This week, Australian Foreign Minister Kevin Rudd is in Indonesia where he is expected to discuss new ways to combat people smuggling. The plight of asylum-seekers being smuggled to Australia gained new prominence last month after 150 people drowned when their boat sank off Java. An Australian court has struck down a deal to send unauthorized arrivals to Malaysia, so the government is trying to find an alternative plan.
Hadi Hosseini, an ethnic Hazara from Afghanistan, was brought to Australia last year by people smugglers. Like thousands of other asylum seekers, Hadi, 18, travelled through Malaysia and on to Indonesia, where he boarded a rickety fishing boat for an uncertain voyage to Australia.
“I think it cost about $12-13,000. It was all of my money that my family had at that time. It was my first experience on a seat in the boat. I haven’t been in the ocean or sea because we have no sea in Afghanistan. It was terrible," Hadi said. "It was very hard. After a terrible situation in Malaysia and Indonesia, and then when we got the boat my journey took about one week. There were about 30 people. We had not much water and stuff to eat. And lots of tension. It was horrible.”
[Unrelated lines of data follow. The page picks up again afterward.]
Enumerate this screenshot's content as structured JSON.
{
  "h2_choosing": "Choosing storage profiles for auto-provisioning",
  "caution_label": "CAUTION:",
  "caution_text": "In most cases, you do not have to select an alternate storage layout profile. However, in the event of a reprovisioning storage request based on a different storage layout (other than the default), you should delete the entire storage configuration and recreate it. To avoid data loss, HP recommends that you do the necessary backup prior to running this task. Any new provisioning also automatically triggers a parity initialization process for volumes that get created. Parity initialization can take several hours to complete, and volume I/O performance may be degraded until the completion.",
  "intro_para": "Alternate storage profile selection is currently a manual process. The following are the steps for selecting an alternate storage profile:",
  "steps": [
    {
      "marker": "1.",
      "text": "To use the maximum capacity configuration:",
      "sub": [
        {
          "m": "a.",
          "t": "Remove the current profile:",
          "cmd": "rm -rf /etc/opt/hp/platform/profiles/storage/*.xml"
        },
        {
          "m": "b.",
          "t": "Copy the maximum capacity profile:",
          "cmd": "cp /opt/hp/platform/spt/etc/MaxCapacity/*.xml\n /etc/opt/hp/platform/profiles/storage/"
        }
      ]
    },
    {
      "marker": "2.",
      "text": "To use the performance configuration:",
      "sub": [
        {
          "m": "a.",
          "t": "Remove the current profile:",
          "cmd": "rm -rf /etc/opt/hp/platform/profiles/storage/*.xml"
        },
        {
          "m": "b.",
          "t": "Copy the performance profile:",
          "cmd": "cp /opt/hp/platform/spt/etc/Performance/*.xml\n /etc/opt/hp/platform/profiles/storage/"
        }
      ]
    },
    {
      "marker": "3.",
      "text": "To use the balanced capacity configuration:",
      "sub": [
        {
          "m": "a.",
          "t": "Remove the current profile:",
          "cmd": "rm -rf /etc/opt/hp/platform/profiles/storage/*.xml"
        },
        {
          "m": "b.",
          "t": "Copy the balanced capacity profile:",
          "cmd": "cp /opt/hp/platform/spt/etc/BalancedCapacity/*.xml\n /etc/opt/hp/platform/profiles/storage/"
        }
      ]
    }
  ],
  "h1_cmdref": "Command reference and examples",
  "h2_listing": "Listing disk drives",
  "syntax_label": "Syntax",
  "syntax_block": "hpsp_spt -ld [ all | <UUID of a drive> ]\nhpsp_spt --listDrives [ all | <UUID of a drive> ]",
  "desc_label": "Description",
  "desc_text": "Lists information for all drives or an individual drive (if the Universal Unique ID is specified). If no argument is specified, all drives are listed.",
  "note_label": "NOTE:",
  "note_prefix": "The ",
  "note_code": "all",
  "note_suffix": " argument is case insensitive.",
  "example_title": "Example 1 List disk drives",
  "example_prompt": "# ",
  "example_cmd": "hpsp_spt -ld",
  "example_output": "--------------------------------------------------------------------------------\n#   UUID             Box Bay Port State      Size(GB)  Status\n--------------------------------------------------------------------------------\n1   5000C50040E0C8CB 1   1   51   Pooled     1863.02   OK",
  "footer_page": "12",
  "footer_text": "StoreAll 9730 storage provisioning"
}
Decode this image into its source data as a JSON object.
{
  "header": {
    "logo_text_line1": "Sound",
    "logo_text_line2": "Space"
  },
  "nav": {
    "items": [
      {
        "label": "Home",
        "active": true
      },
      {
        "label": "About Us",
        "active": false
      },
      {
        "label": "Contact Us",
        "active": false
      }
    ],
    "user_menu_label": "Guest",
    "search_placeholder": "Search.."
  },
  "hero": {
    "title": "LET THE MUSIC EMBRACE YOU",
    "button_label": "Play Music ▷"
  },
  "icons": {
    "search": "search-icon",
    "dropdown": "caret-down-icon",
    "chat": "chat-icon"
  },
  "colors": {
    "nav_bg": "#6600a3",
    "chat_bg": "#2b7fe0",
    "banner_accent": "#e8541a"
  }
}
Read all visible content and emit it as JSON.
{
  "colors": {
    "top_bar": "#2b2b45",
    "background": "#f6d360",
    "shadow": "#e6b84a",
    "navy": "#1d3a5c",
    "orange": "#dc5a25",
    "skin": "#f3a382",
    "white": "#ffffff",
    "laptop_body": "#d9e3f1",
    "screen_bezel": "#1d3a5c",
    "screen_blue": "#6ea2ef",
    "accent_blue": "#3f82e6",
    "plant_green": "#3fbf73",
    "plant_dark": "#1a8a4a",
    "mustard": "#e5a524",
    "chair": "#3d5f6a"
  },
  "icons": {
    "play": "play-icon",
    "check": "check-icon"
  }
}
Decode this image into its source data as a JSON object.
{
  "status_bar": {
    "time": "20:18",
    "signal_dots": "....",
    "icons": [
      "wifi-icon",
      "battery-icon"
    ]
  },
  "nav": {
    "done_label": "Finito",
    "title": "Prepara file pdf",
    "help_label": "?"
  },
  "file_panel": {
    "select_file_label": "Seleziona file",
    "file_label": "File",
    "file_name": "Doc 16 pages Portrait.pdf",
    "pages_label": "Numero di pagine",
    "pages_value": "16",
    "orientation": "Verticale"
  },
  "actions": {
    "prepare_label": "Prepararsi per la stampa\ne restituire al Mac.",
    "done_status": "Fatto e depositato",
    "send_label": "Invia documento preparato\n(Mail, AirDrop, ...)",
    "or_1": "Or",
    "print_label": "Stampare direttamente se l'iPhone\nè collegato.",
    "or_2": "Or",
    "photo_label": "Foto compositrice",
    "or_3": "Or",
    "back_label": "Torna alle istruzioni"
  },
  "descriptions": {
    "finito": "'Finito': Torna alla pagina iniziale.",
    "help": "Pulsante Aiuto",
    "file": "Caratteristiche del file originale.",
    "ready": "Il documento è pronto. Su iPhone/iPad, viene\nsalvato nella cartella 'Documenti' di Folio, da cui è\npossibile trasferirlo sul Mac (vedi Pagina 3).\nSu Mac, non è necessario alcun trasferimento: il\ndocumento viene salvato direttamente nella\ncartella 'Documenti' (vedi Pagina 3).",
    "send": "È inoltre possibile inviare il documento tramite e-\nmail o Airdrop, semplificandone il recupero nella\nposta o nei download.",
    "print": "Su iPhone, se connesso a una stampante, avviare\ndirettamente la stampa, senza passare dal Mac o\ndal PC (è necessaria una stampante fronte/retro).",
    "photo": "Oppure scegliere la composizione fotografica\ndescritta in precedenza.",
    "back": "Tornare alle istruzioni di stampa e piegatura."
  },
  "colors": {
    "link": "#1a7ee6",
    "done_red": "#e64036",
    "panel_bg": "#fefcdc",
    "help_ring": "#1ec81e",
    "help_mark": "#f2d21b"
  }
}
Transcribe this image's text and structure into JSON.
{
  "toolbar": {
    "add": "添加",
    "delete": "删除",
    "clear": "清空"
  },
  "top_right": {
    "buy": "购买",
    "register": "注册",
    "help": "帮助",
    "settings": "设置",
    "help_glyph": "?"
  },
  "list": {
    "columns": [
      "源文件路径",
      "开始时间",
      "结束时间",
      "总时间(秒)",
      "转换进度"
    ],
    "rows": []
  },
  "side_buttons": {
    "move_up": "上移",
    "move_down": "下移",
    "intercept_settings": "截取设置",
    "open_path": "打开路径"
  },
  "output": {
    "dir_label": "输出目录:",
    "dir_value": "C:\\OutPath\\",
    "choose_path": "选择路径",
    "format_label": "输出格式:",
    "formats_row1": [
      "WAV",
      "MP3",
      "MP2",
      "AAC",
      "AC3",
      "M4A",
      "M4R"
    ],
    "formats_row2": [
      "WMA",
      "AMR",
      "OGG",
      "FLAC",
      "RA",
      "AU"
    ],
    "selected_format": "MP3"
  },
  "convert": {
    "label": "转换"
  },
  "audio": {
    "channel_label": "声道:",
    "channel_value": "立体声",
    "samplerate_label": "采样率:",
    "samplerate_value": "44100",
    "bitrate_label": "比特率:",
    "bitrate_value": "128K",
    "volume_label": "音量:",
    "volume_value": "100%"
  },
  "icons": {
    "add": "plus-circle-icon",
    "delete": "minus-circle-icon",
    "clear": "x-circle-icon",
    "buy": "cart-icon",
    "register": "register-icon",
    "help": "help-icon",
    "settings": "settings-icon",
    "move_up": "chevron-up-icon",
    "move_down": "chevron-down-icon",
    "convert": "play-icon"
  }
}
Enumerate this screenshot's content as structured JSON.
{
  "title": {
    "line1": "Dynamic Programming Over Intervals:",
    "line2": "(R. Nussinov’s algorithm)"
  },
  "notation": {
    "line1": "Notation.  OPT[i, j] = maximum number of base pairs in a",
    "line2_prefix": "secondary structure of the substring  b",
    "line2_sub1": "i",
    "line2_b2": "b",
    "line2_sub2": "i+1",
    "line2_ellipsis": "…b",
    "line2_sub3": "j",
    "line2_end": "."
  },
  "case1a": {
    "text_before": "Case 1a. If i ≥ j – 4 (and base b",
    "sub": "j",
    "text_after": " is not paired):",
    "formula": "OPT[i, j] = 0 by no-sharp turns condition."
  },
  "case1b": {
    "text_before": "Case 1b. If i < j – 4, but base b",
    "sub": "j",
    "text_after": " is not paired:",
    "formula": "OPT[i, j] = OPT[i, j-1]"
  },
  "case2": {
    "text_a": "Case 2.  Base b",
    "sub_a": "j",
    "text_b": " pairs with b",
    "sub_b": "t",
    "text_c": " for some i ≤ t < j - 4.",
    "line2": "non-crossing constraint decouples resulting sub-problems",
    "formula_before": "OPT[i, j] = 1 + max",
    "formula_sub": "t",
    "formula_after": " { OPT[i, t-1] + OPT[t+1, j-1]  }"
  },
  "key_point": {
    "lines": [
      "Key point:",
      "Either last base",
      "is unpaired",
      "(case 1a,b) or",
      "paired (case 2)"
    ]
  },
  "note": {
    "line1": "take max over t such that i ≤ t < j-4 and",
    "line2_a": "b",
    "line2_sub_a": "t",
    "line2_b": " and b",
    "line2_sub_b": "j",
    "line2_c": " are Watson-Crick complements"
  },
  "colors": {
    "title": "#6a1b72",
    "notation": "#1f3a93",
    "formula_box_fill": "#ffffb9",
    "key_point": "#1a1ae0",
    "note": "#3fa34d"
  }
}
More than 200 asylum seekers were onboard a boat that sank earlier last month off Indonesia. Fewer than 50 have been found alive. In Canberra, there is political consensus that unauthorized arrivals who come by sea should be sent to other countries to have their refugee claims processed. Proponents argue that with no guarantee of resettlement in Australia, asylum seekers will be less likely to risk the dangerous journey.
A demonstrator holds a placard outside the venue of the signing ceremony between Malaysia and Australia to swap refugees, in Kuala Lumpur July 25, 2011. (Photo - Reuters)
But lawmakers differ on where the refugees should be sent. The minority Labor government wants to deport asylum seekers to Malaysia instead of an isolated detention center in the South Pacific.
“Neither the Labor government nor the conservative opposition can agree on what would be a suitable form of offshore processing," said newspaper columnist Gerard Henderson. "The Labor government wants Malaysia, the conservative opposition wants Nauru, and there is deadlock on that.”
Henderson was an adviser to John Howard, Australia’s former prime minister, whose conservative government sent asylum seekers to camps in Papua New Guinea and the tiny island of Nauru. Mr. Howard said his approach stopped the boats coming from Indonesia. His critics insisted that the practice was inhumane.
The strategy was abandoned after Labor won the 2007 election. Henderson says the government's mixed messages since then have led to an increase in asylum seekers. Authorities are now trying to deter more arrivals through advertising campaigns.
Australia spends a fortune trying to combat the traffickers, but the criminal gangs responsible for ferrying the migrants into Australian waters are hard to catch. Theirs is a business worth millions of dollars.
Professor Mary Crock, a specialist in immigration and refugee law at the University of Sydney, says authorities should think of new ways to stop the boats.
“You have to try to look at mechanisms to provide legal alternatives to the boats by setting up visa programs; working holidaymaker visas we used to have with Iran," she said. "Many of the people coming out [are] actually highly skilled. Why don’t we give them a legal avenue to come in so that they can come in and contribute directly to society instead of coming in as shipwreck survivors? Why don’t we do that?”
Sayed Hussain Hussaini traveled to Australia from Iran.
“I wish I was in Iran living with my wife and my baby and that I never came to Australia," he said.
Now living in Sydney, Hussaini lost his wife and young son when their boat sank a year ago off Christmas Island, an Australian territory in the Indian Ocean.
“I took some rope and was wondering 'Where is my wife? Where is my baby?' I cannot find them," he lamented. "I did not come to Australia to lose my family. I am always thinking about them when I am asleep, when I wake up, when I shower, when I am eating. Every time I remember them.”
While the political impasse continues, Australia is processing all asylum claims on home soil. Government ministers warn, however, that this will simply encourage thousands more asylum seekers to risk their lives on unsafe boats.